Some city officials seem worn out by all they've been through. My last interview was with Bobby Hensley, the head of Biloxi's housing authority. He told me that he and his wife had just bought an oceanfront condo last March, only to see it destroyed in August. He, too, was living in a FEMA trailer, and like almost everyone down there, he was feeling pretty glum about how little his insurance company had paid out. He described the horrific days after the storm, looking for bodies in the rubble of a housing project, and finding corpses that had washed in from a nearby cemetery.

Professionally, Hensley's trying to do his part to help rebuild--housing is the biggest problem down there-- but his employees had to function for one month without phones, two months without computers, and couldn't move back into their offices until January. His biggest complaint was that money to rebuild the units they lost was stuck somewhere between Washington and Jackson. His properties had taken $57 million in damage, but as of July he'd received only $8 million worth of federal funds.

Destroyed commercial property

What was the most surprising or interesting thing you learned working on this story?

The power of the ocean. The Gulf of Mexico sometimes looks flat as a lake, and it's absolutely unbelievable that suddenly a storm could come along and raise the ocean level by 30 feet so that everything you see is the ocean floor, and just sucking it out to sea. You still can't swim in the water because there's debris floating around. Many of these people experienced Hurricane Camille in 1969, and they say that everything about Katrina was much worse.

Is there something you'd like readers to know that didn't make it into your article?

They're really just starting to rebuild. The efforts of church, school and other volunteer groups have been incredibly helpful to a lot of people.

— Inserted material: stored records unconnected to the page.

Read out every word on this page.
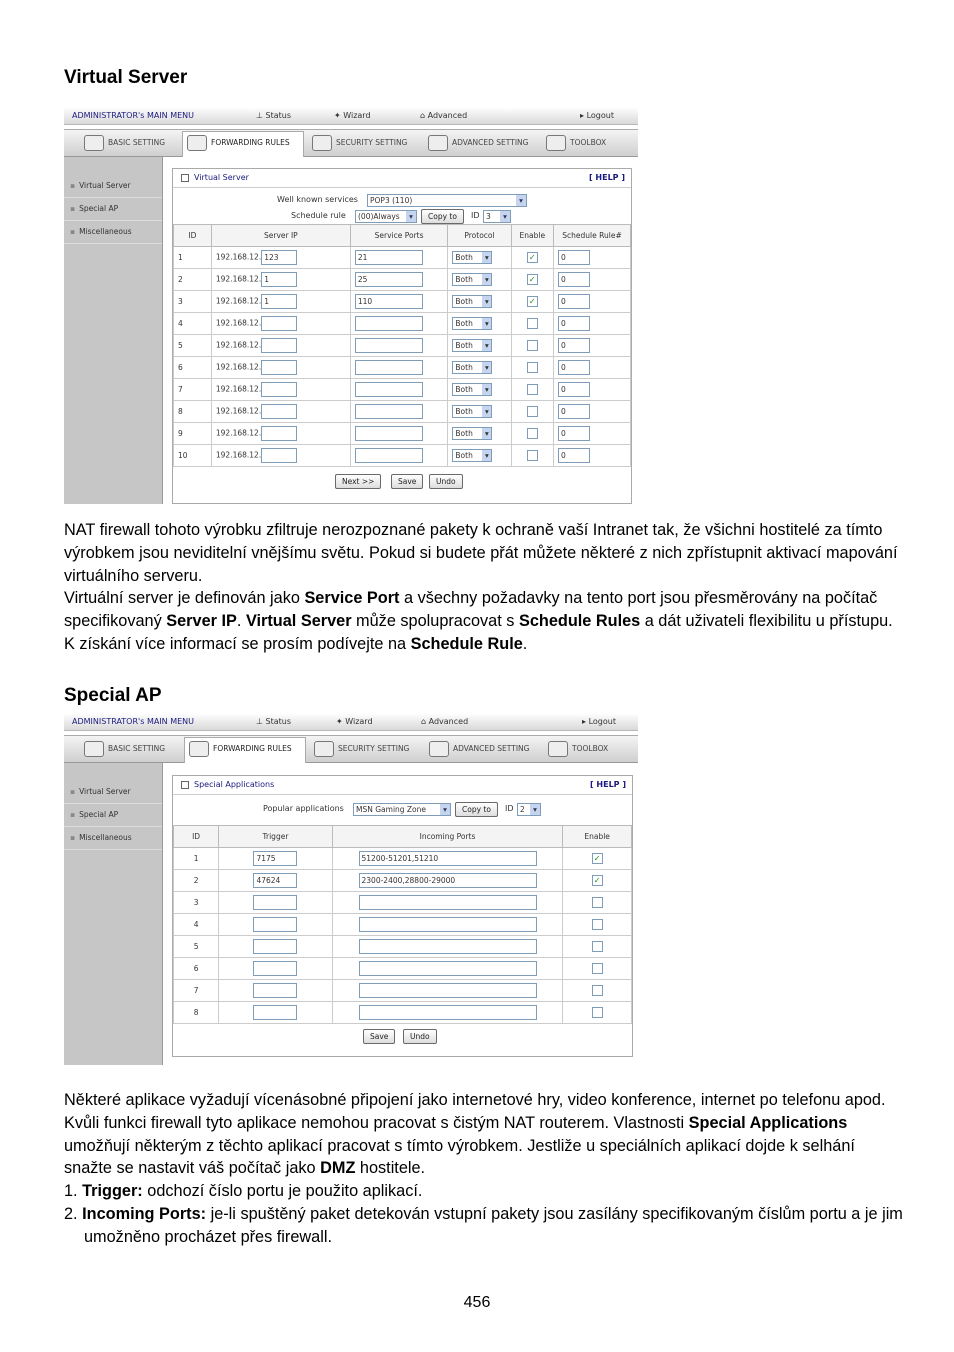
Virtual Server
ADMINISTRATOR's MAIN MENU	⊥ Status	✦ Wizard	⌂ Advanced	▸ Logout
BASIC SETTING	FORWARDING RULES	SECURITY SETTING	ADVANCED SETTING	TOOLBOX
▪ Virtual Server
▪ Special AP
▪ Miscellaneous
Virtual Server	[ HELP ]
Well known services	POP3 (110) ▾
Schedule rule	(00)Always ▾	Copy to	ID 3 ▾
ID	Server IP	Service Ports	Protocol	Enable	Schedule Rule#
1	192.168.12. 123	21	Both ▾	✓	0
2	192.168.12. 1	25	Both ▾	✓	0
3	192.168.12. 1	110	Both ▾	✓	0
4	192.168.12.		Both ▾		0
5	192.168.12.		Both ▾		0
6	192.168.12.		Both ▾		0
7	192.168.12.		Both ▾		0
8	192.168.12.		Both ▾		0
9	192.168.12.		Both ▾		0
10	192.168.12.		Both ▾		0
Next >>	Save	Undo

NAT firewall tohoto výrobku zfiltruje nerozpoznané pakety k ochraně vaší Intranet tak, že všichni hostitelé za tímto výrobkem jsou neviditelní vnějšímu světu. Pokud si budete přát můžete některé z nich zpřístupnit aktivací mapování virtuálního serveru.

Virtuální server je definován jako Service Port a všechny požadavky na tento port jsou přesměrovány na počítač specifikovaný Server IP. Virtual Server může spolupracovat s Schedule Rules a dát uživateli flexibilitu u přístupu. K získání více informací se prosím podívejte na Schedule Rule.

Special AP
ADMINISTRATOR's MAIN MENU	⊥ Status	✦ Wizard	⌂ Advanced	▸ Logout
BASIC SETTING	FORWARDING RULES	SECURITY SETTING	ADVANCED SETTING	TOOLBOX
▪ Virtual Server
▪ Special AP
▪ Miscellaneous
Special Applications	[ HELP ]
Popular applications	MSN Gaming Zone ▾	Copy to	ID 2 ▾
ID	Trigger	Incoming Ports	Enable
1	7175	51200-51201,51210	✓
2	47624	2300-2400,28800-29000	✓
3			
4			
5			
6			
7			
8			
Save	Undo

Některé aplikace vyžadují vícenásobné připojení jako internetové hry, video konference, internet po telefonu apod. Kvůli funkci firewall tyto aplikace nemohou pracovat s čistým NAT routerem. Vlastnosti Special Applications umožňují některým z těchto aplikací pracovat s tímto výrobkem. Jestliže u speciálních aplikací dojde k selhání snažte se nastavit váš počítač jako DMZ hostitele.

1. Trigger: odchozí číslo portu je použito aplikací.

2. Incoming Ports: je-li spuštěný paket detekován vstupní pakety jsou zasílány specifikovaným číslům portu a je jim umožněno procházet přes firewall.

456
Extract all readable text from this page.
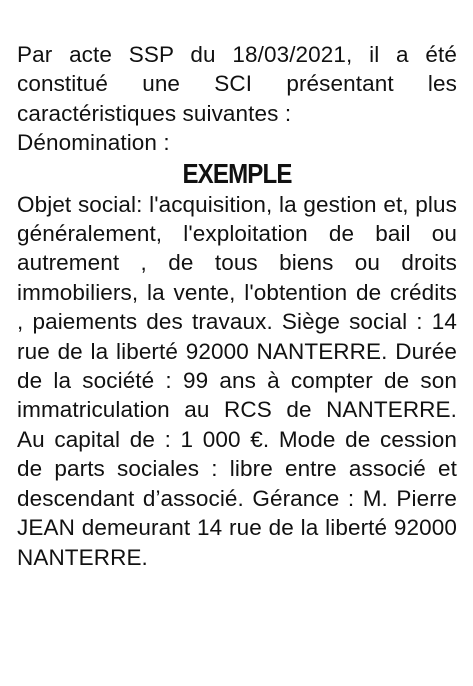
Par acte SSP du 18/03/2021, il a été constitué une SCI présentant les caractéristiques suivantes :

Dénomination :

EXEMPLE

Objet social: l'acquisition, la gestion et, plus généralement, l'exploitation de bail ou autrement , de tous biens ou droits immobiliers, la vente, l'obtention de crédits , paiements des travaux. Siège social : 14 rue de la liberté 92000 NANTERRE. Durée de la société : 99 ans à compter de son immatriculation au RCS de NANTERRE. Au capital de : 1 000 €. Mode de cession de parts sociales : libre entre associé et descendant d’associé. Gérance : M. Pierre JEAN demeurant 14 rue de la liberté 92000 NANTERRE.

But what they really need now is skilled labor--people who know how to do plumbing, electric and drywall. They also need construction materials. For those who want to help, people told me they could use gift certificates for Home Depot or Lowe's or cards for home furnishings. So many people lost everything that they owned. They don't just need to rebuild their homes, they also have to buy spatulas and blenders and all the implements of day-to-day life. There was a huge outpouring of compassion after the storm, and a lot of attention around the one-year anniversary might remind the rest of the country that life on the Gulf is nowhere close to normal.